My 6-year-olds school either seems to be utterly confused/clueless or just apathetic about getting the services he needs added to his IEP. Around his 4th birthday, he got an IEP but only for speech. Back then, when they evaluated him, the OT predicted that he would have big troubles with handwriting in school (because of the effort required to write neatly) but he would never qualify for OT because he doesn't have an educational disability. I thought this was ridiculous at the time but didn't really fight it. Fast forward a couple years and now he is in first grade. Last year in K, I took him to a neuropsych hoping to actually get a written diagnosis of DCD so that the school would stop fighting me about OT (and possibly PT) and actually do something. The neuropsych gave him a Grooved Pegboard Test and the result was abysmal. I believe well under the 1st percentile. Then he gave him the visual motor integration test (Beery?) and his score was about the 65th percentile. I asked how he could have such hugely discrepant scores on two different fine motor tests. The neuropsych got out his WISC IV scores and explained that his nonverbal IQ score is very high and therefore he will appear average on any motor test that has a mental component. His perceptual reasoning score was 99.7th percentile but he said that's an underestimate because it included block design which involves fine motor.
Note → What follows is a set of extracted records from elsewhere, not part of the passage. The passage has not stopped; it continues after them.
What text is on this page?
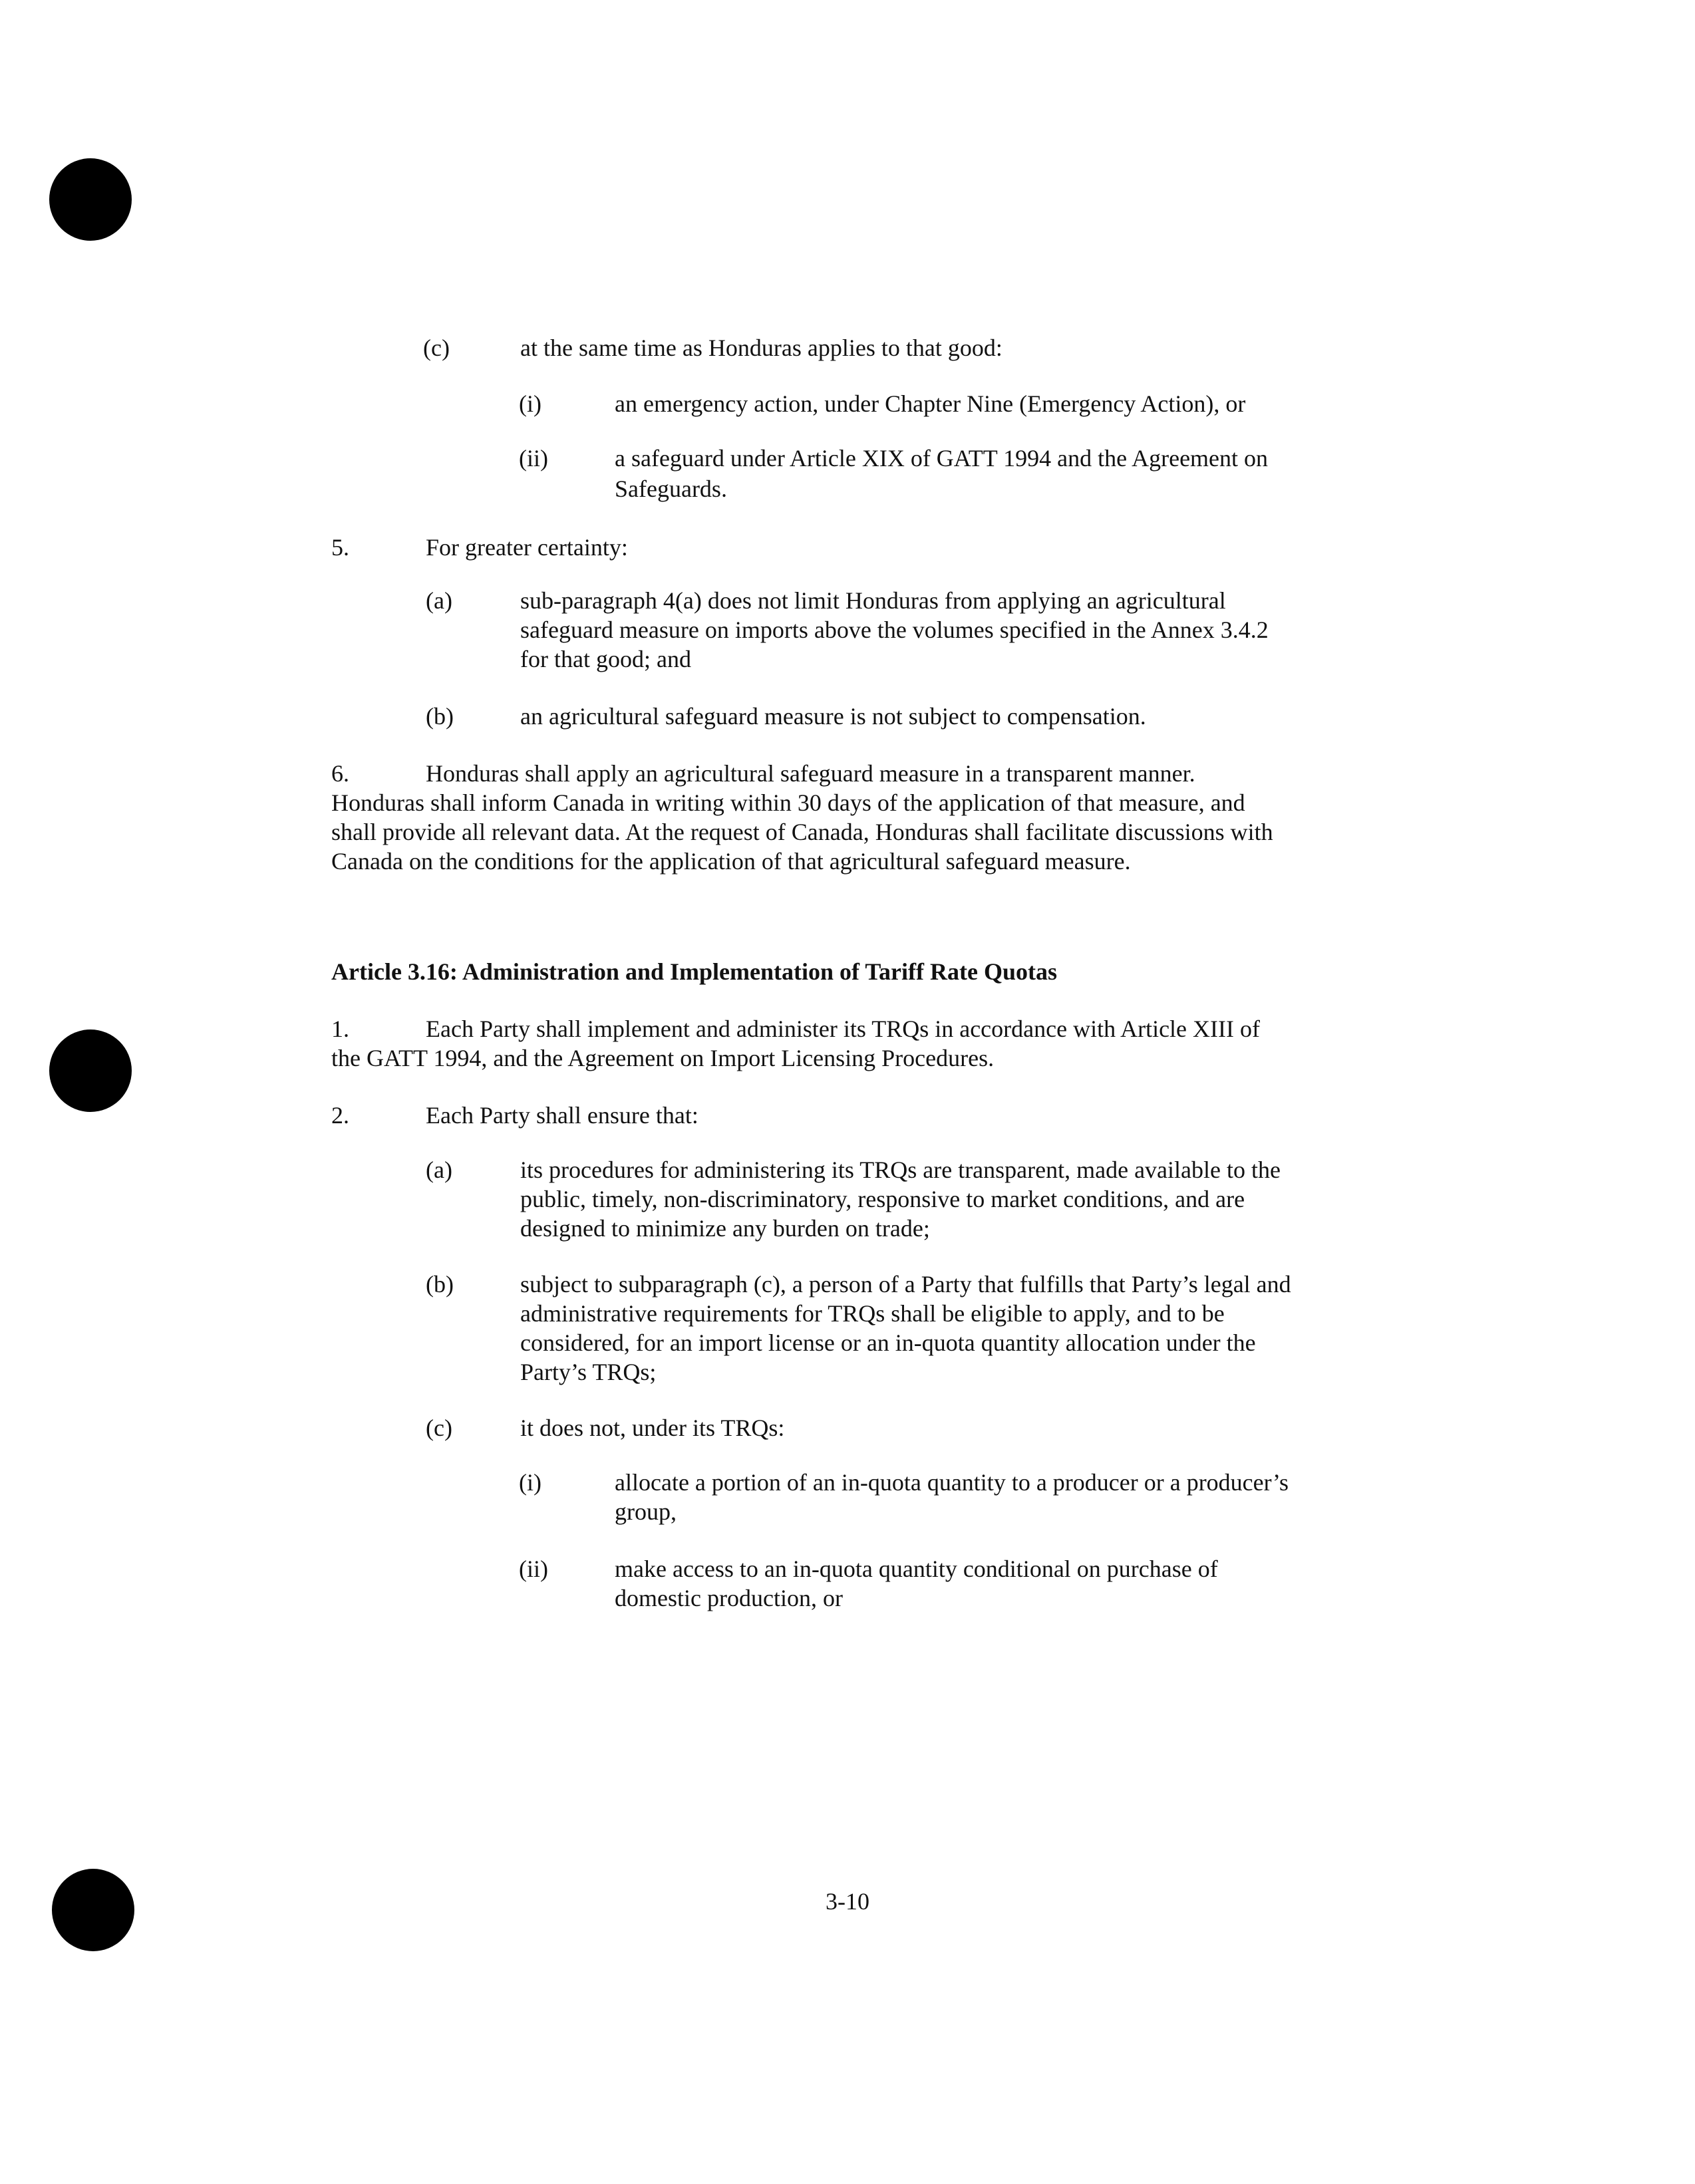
(c)	at the same time as Honduras applies to that good:
(i)	an emergency action, under Chapter Nine (Emergency Action), or
(ii)	a safeguard under Article XIX of GATT 1994 and the Agreement on
Safeguards.
5.	For greater certainty:
(a)	sub-paragraph 4(a) does not limit Honduras from applying an agricultural
safeguard measure on imports above the volumes specified in the Annex 3.4.2
for that good; and
(b)	an agricultural safeguard measure is not subject to compensation.
6.	Honduras shall apply an agricultural safeguard measure in a transparent manner.
Honduras shall inform Canada in writing within 30 days of the application of that measure, and
shall provide all relevant data. At the request of Canada, Honduras shall facilitate discussions with
Canada on the conditions for the application of that agricultural safeguard measure.
Article 3.16: Administration and Implementation of Tariff Rate Quotas
1.	Each Party shall implement and administer its TRQs in accordance with Article XIII of
the GATT 1994, and the Agreement on Import Licensing Procedures.
2.	Each Party shall ensure that:
(a)	its procedures for administering its TRQs are transparent, made available to the
public, timely, non-discriminatory, responsive to market conditions, and are
designed to minimize any burden on trade;
(b)	subject to subparagraph (c), a person of a Party that fulfills that Party’s legal and
administrative requirements for TRQs shall be eligible to apply, and to be
considered, for an import license or an in-quota quantity allocation under the
Party’s TRQs;
(c)	it does not, under its TRQs:
(i)	allocate a portion of an in-quota quantity to a producer or a producer’s
group,
(ii)	make access to an in-quota quantity conditional on purchase of
domestic production, or
3-10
DS uses his strong visual-spatial ability to compensate for his poor motor skills--so any physical test that has a mental component he will score average on. Any test that is purely physical, he will get poor results (like the pegboard). That made sense to me and explains DS's hugely discrepant scores on motor skills tests throughout history, depending on what test he is given. It is true, anything that involves mental or visual spatial ability, like copying shapes, he does fine on. But transferring coins from one hand to a tray or screwing pegs into a board quickly--forget it.
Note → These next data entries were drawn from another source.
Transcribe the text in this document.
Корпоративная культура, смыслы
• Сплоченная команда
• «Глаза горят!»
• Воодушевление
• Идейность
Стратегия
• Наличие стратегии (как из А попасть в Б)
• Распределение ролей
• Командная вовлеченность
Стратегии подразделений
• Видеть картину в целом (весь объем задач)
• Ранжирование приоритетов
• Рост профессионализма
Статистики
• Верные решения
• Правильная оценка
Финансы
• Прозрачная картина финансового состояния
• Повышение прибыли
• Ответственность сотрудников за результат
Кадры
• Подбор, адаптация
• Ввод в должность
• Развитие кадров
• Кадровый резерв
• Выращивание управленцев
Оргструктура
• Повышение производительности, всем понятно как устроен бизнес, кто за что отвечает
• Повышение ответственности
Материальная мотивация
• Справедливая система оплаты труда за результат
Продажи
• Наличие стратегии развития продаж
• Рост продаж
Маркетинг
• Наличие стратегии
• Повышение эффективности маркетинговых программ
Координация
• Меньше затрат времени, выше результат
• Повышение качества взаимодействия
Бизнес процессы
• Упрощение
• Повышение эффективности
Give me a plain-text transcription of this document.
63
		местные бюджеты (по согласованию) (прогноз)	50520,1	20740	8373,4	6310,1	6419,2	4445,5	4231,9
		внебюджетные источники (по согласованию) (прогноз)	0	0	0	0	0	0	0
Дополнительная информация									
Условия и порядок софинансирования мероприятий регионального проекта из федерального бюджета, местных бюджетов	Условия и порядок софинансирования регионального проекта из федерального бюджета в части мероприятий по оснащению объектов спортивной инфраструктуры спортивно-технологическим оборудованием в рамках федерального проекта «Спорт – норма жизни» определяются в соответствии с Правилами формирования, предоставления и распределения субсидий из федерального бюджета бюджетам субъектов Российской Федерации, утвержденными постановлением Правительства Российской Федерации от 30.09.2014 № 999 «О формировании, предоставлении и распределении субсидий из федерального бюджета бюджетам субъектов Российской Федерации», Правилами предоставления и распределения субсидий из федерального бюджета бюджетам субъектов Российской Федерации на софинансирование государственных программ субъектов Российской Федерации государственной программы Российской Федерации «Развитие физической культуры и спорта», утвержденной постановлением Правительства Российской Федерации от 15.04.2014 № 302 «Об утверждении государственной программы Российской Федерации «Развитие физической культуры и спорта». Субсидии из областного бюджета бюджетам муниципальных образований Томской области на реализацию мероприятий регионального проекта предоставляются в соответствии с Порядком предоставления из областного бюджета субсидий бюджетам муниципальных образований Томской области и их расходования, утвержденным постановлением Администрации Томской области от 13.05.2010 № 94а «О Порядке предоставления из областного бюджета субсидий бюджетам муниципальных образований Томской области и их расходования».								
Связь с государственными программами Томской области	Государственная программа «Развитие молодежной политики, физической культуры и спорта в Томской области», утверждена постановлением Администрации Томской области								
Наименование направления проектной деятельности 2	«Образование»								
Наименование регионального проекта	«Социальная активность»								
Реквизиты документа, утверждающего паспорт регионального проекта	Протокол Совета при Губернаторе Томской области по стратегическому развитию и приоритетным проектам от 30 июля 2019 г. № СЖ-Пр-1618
While I'm happy DS is using his high mental ability to compensate for his low physical ability, the school is using this against him. His handwriting is appropriate for his age (albeit on the messy end of things). DS seems to be able to write very well for about 5 min. and then he gets tired, it's too much work, and he gives up. Five min. is about the time it takes to do an observation or assessment. I'm wondering if anyone has dealt with this type of thing, or an ignorant school system that doesn't seem to know how to qualify kids for services. What disability category should we try to qualify him under? Physically Impaired? Other Health Impairments? DS was in an accident and had a traumatic brain injury last winter and his vision was severely affected. While he has 20/20 vision, his eyes do not track moving objects, really at all. For a while one eye was "stuck" and had no tracking ability at all (sixth nerve palsy) but this seems to have resolved. But tracking moving objects is still impaired. I believe his vision tracking was at least somewhat impaired before, due to the DCD. I'm not sure how much worse it is now. I am wondering how much this visual issue is affecting his ability to read (seeing all the print), and his motor skills. While they were poor before, they are worse now (and we have documentation of that--he was in private OT and PT last summer and they exited him because he was doing so well. Now he is back in).
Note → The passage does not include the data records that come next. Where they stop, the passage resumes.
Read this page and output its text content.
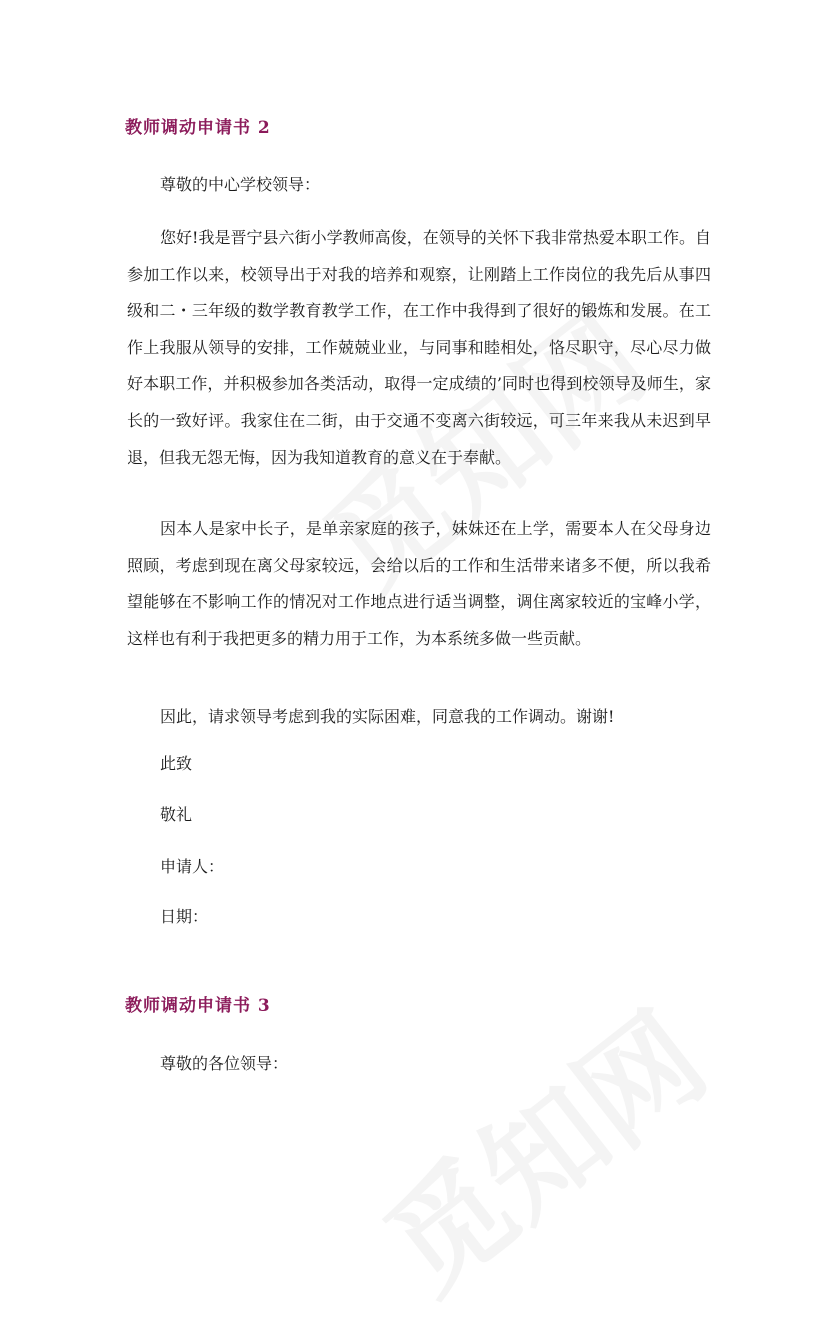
教师调动申请书 2
尊敬的中心学校领导：

您好!我是晋宁县六街小学教师高俊，在领导的关怀下我非常热爱本职工作。自参加工作以来，校领导出于对我的培养和观察，让刚踏上工作岗位的我先后从事四级和二・三年级的数学教育教学工作，在工作中我得到了很好的锻炼和发展。在工作上我服从领导的安排，工作兢兢业业，与同事和睦相处，恪尽职守，尽心尽力做好本职工作，并积极参加各类活动，取得一定成绩的’同时也得到校领导及师生，家长的一致好评。我家住在二街，由于交通不变离六街较远，可三年来我从未迟到早退，但我无怨无悔，因为我知道教育的意义在于奉献。

因本人是家中长子，是单亲家庭的孩子，妹妹还在上学，需要本人在父母身边照顾，考虑到现在离父母家较远，会给以后的工作和生活带来诸多不便，所以我希望能够在不影响工作的情况对工作地点进行适当调整，调住离家较近的宝峰小学，这样也有利于我把更多的精力用于工作，为本系统多做一些贡献。

因此，请求领导考虑到我的实际困难，同意我的工作调动。谢谢!
此致
敬礼
申请人：
日期：
教师调动申请书 3
尊敬的各位领导：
Also, I'm not sure what to ask for in terms of the giftedness. The neuropsych wrote in the report that it should be addressed by the school. What would they do with a kid who can understand long division, but has motor skills like a preschooler. A kid who can read 4th grade level chapter books, but can't write a report about the book or draw a picture? I think grade or subject acceleration would be completely inappropriate, but that's all the district offers for K-2nd.
Also, if anyone has any ideas about his speech, that would help too. It is slow and dysfluent and he has an odd prosody and pitch. He sounds kind of like Mickey Mouse and has ever since he was a toddler, but the high pitch is gradually improving. The speech therapist doesn't seem to know how to deal with this. She knows how to deal with articulation and language issues, but not speech output issues like dysfluency, prosody and pitch. He was under the first percentile for articulation at age 3, but now it is average. So she wants to drop speech from his IEP and thinks pulling him out is a waste of time. The neuropsych recommended that he keep getting speech because he will be bullied if he keeps talking the way he does.

Anyone have input about any of these issues? Sorry this is so long.